Special table 2008-520585 gazette JP-T-2006-504790

J Cell Sci., 90, 265-273, 1988. J Biol Chem. 10; 277 (19): 17308-17314, 2002.

  The main object of the present invention is to provide a novel fibroblast proliferation promoter.

  As a result of studies to solve the above-mentioned problems, the present inventor found that the composition of mangosteen peel water extract and hyaluronic acid has a fibroblast proliferation promoting action and completed the present invention. In addition, the present inventor has found that a composition containing macululin or a glycoside thereof, polyphenol, and hyaluronic acid has a fibroblast proliferation promoting action.

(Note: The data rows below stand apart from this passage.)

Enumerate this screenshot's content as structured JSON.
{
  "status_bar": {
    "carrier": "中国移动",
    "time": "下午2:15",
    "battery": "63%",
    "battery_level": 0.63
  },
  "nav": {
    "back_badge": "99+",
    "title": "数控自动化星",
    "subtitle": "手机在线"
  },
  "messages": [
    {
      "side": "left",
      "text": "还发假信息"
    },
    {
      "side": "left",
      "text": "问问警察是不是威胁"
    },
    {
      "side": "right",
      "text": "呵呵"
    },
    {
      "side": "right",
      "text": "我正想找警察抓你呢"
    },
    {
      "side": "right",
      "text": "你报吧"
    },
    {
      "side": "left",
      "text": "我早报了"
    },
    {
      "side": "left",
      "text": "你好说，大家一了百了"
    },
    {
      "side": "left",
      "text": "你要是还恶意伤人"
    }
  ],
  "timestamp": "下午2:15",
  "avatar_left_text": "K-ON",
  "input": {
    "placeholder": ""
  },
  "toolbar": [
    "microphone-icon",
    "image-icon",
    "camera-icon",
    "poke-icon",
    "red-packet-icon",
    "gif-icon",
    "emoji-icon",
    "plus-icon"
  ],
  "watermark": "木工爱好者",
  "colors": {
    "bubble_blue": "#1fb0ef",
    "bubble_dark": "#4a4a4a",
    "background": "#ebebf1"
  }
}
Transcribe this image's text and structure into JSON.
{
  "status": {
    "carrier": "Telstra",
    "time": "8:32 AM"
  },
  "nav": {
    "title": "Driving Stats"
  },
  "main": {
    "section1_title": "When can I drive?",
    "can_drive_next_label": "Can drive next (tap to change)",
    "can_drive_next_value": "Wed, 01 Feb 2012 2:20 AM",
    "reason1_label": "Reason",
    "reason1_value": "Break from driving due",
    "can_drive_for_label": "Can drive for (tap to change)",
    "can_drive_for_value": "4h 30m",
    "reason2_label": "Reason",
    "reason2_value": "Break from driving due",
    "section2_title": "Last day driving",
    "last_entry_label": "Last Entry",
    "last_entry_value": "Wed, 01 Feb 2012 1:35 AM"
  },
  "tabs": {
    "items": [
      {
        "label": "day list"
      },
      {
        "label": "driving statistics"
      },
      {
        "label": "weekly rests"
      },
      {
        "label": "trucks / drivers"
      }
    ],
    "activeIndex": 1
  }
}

Examples of the present invention include the following.
(1) A fibroblast proliferation promoter containing a water extract of mangosteen peel and hyaluronic acid as active ingredients.
(2) A fibroblast growth promoter containing as an active ingredient macululin or a glycoside thereof, polyphenol, and hyaluronic acid.
(3) The fibroblast proliferation promoter according to the above (2), wherein the McLullin or glycoside thereof and the polyphenol are derived from an aqueous extract of mangosteen peel.

  Since the fibroblast proliferation promoter according to the present invention (hereinafter referred to as the present growth promoter) promotes the proliferation of fibroblasts and promotes the production of collagen and hyaluronic acid, it reduces collagen and hyaluronic acid. It is useful for suppressing wrinkles and sagging of the skin, dullness and aging of the skin, and dry skin. Moreover, since this invention growth promoter is derived from an edible component or a biological component, it is highly safe.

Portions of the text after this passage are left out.